Dabei ist gerade in der Krise Humor so wichtig wie selten zuvor, um die Stimmung jedes einzelnen, aber auch im Team hochzuhalten. Sie weiß: Eine angespannte oder gar tragische Situationen kann mit ein paar lustigen Worten aufgelockert werden. „Firmen fragen uns jetzt an, ob wir ihnen Videos zusenden können, damit ihre Beschäftigten die anstrengende Lage gut überstehen,“ erzählt sie.

Damit auch andere von ihrer Arbeit profitieren können, hat Humortrainerin Ullmann ihre Videos öffentlich ins Netz gestellt. Ullmann und ihre Kollegin Hansmeier nennen ihr Youtube-Angebot den Krisenkalender. Ähnlich wie beim Adventskalender werden hier virtuelle Türchen geöffnet. Darin stecken Kniffe und Tricks, um Humor zu erlernen. Vielleicht nicht bis zur Bühnenreife, aber ausreichend für den Alltag. Mal ist es ein Witz, mal eine konkrete Anleitung wie sich eine Anekdote lustig erzählen lässt.

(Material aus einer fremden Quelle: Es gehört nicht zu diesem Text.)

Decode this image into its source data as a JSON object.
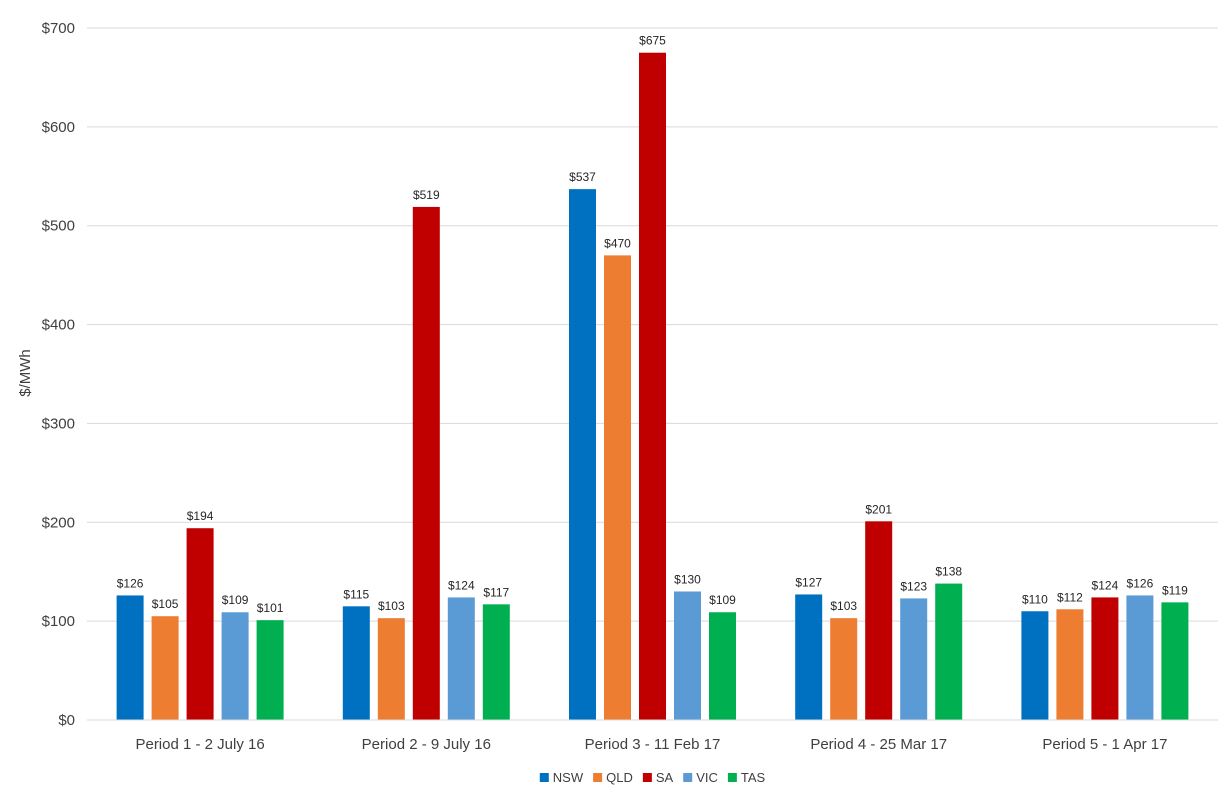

Hirschhausen: Prävention gegen Burn-Out, Depression und Krankheiten

Doch hat Humor überhaupt was auf der Arbeit zu suchen? Ja, meint Deutschlands wohl beliebtester Arzt und Humorist Eckart von Hirschhausen im Interview mit karriere.de. Die Deutschen sind leidensfähig und zitieren gerne den Leitsatz: „Erst die Arbeit, dann das Vergnügen“. „Das mag im Kohlebergbau gegolten haben“, sagt Hirschhausen. Aber jeder, der sein Geld nicht mit körperlicher Arbeit verdiene, sondern mit Kopf und Herz, brauche eine andere Motivation. Spaß bei der Arbeit sei mehr denn je gefragt.

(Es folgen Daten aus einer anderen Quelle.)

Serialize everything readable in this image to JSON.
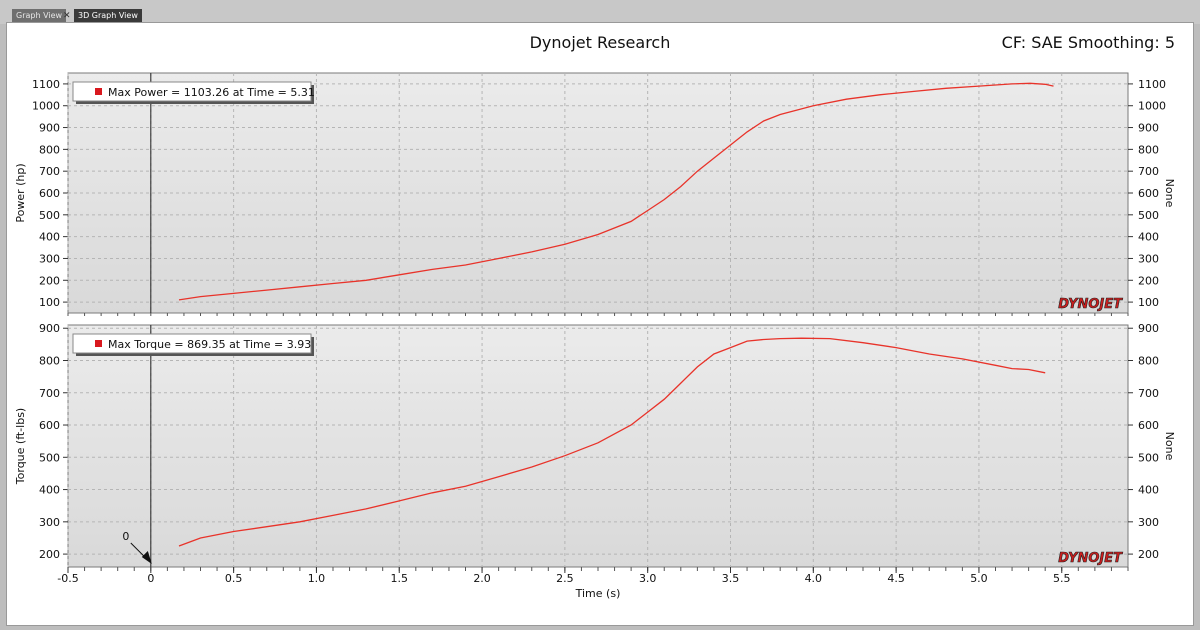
{
  "tabs": [
    {
      "label": "Graph View"
    },
    {
      "label": "3D Graph View"
    }
  ],
  "header": {
    "title": "Dynojet Research",
    "cf": "CF: SAE Smoothing: 5"
  },
  "logo": "DYNOJET",
  "marker_label": "0",
  "colors": {
    "series": "#e8332a",
    "marker": "#d9181e",
    "plot_bg_a": "#ebebeb",
    "plot_bg_b": "#d9d9d9"
  },
  "chart_data": [
    {
      "type": "line",
      "title": "",
      "xlabel": "Time (s)",
      "ylabel": "Power (hp)",
      "right_label": "None",
      "legend": "Max Power = 1103.26 at Time = 5.31",
      "xlim": [
        -0.5,
        5.9
      ],
      "ylim": [
        50,
        1150
      ],
      "yticks": [
        100,
        200,
        300,
        400,
        500,
        600,
        700,
        800,
        900,
        1000,
        1100
      ],
      "grid": true,
      "series": [
        {
          "x": [
            0.17,
            0.3,
            0.5,
            0.7,
            0.9,
            1.1,
            1.3,
            1.5,
            1.7,
            1.9,
            2.1,
            2.3,
            2.5,
            2.7,
            2.9,
            3.0,
            3.1,
            3.2,
            3.3,
            3.4,
            3.5,
            3.6,
            3.7,
            3.8,
            3.9,
            4.0,
            4.2,
            4.4,
            4.6,
            4.8,
            5.0,
            5.2,
            5.31,
            5.4,
            5.45
          ],
          "y": [
            110,
            125,
            140,
            155,
            170,
            185,
            200,
            225,
            250,
            270,
            300,
            330,
            365,
            410,
            470,
            520,
            570,
            630,
            700,
            760,
            820,
            880,
            930,
            960,
            980,
            1000,
            1030,
            1050,
            1065,
            1080,
            1090,
            1100,
            1103,
            1098,
            1090
          ]
        }
      ]
    },
    {
      "type": "line",
      "title": "",
      "xlabel": "Time (s)",
      "ylabel": "Torque (ft-lbs)",
      "right_label": "None",
      "legend": "Max Torque = 869.35 at Time = 3.93",
      "xlim": [
        -0.5,
        5.9
      ],
      "ylim": [
        160,
        910
      ],
      "yticks": [
        200,
        300,
        400,
        500,
        600,
        700,
        800,
        900
      ],
      "xticks": [
        -0.5,
        0,
        0.5,
        1.0,
        1.5,
        2.0,
        2.5,
        3.0,
        3.5,
        4.0,
        4.5,
        5.0,
        5.5
      ],
      "xticklabels": [
        "-0.5",
        "0",
        "0.5",
        "1.0",
        "1.5",
        "2.0",
        "2.5",
        "3.0",
        "3.5",
        "4.0",
        "4.5",
        "5.0",
        "5.5"
      ],
      "grid": true,
      "series": [
        {
          "x": [
            0.17,
            0.3,
            0.5,
            0.7,
            0.9,
            1.1,
            1.3,
            1.5,
            1.7,
            1.9,
            2.1,
            2.3,
            2.5,
            2.7,
            2.9,
            3.0,
            3.1,
            3.2,
            3.3,
            3.4,
            3.5,
            3.6,
            3.7,
            3.8,
            3.93,
            4.1,
            4.3,
            4.5,
            4.7,
            4.9,
            5.1,
            5.2,
            5.3,
            5.4
          ],
          "y": [
            225,
            250,
            270,
            285,
            300,
            320,
            340,
            365,
            390,
            410,
            440,
            470,
            505,
            545,
            600,
            640,
            680,
            730,
            780,
            820,
            840,
            860,
            865,
            868,
            869,
            868,
            855,
            840,
            820,
            805,
            785,
            775,
            772,
            762
          ]
        }
      ]
    }
  ]
}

Wer bei seiner Arbeit kein Vergnügen habe, „macht etwas grundsätzlich falsch“, so Hirschhausen. Humor sei keine Kopfschmerztablette für jemanden, der täglich schwierige Arbeitsbedingungen aushalten muss. Humor sei der Gradmesser dafür, wie sehr sich Arbeitnehmer verbiegen.

Denn Humor ist mehr als nur ein paar lustige Sprüche. Es ist eine Wesensart, die zeigt, wie Menschen die Welt sehen – oder eben die Perspektive wechseln können. Lustig ist immer nur das, was Wahrheit enthält oder sie aufdeckt.

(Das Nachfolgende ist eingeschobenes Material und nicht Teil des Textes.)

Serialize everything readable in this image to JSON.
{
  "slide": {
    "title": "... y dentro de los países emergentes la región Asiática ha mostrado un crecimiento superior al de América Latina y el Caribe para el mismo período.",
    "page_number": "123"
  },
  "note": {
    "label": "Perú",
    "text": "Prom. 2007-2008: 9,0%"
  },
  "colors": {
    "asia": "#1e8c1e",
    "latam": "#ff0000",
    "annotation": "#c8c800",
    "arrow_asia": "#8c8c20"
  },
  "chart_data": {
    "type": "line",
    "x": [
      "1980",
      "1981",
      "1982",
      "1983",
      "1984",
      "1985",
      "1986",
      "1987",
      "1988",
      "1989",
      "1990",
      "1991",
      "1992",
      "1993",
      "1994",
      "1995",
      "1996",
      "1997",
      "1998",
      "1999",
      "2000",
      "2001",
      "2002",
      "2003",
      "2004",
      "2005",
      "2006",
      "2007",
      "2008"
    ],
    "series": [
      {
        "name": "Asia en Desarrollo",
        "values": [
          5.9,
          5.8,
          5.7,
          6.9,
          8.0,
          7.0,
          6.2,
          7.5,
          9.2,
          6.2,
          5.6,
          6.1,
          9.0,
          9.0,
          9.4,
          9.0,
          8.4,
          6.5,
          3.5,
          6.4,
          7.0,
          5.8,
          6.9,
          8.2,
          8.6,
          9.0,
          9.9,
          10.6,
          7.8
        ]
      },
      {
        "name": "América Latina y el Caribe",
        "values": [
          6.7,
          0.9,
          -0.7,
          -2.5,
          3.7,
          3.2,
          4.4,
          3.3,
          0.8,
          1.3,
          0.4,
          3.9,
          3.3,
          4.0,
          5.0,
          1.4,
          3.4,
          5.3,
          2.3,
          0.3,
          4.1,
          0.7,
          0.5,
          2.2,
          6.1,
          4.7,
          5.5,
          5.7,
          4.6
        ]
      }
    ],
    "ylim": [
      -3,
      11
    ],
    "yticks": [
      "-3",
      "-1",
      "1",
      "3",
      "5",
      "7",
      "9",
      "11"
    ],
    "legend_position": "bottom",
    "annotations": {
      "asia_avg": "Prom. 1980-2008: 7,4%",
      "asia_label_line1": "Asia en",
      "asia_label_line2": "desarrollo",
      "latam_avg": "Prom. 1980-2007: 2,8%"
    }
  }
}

Für Hirschhausen ist der Auftrag an die Unternehmen klar: Wenn sie erkennen, dass sie davon profitieren, sich um das Glück ihrer Mitarbeiter zu kümmern, ist viel gewonnen.

„Darin liegt eine große Präventionskraft gegen Burn-Out, Depression und Krankheiten,“ sagt er. Freude und Glück könnten zwar nur von innen kommen. Aber Unternehmen könnten sehr wohl Rahmen schaffen, in denen sich Menschen wohler und freier fühlten. Dafür sei vor allem Vertrauen nötig. „Oft arbeiten Unternehmen mit Angst und Druck. Daher wäre viel schon gewonnen, wenn man mal anfängt, die Demotivation wegzulassen“, so Hirschhausen.

Humorvoll Konflikte aushebeln

Doch anfangen kann man vor allem bei sich selbst. Wer Konflikte und Streitigkeiten stilvoll lösen will, kann das von Humorexpertin Ullmann lernen. Sie beschreibt etwa in Türchen 9, dass man auf eine Beleidigung oder einen Angriff mit der sogenannten unsinnigen Zustimmung reagieren kann.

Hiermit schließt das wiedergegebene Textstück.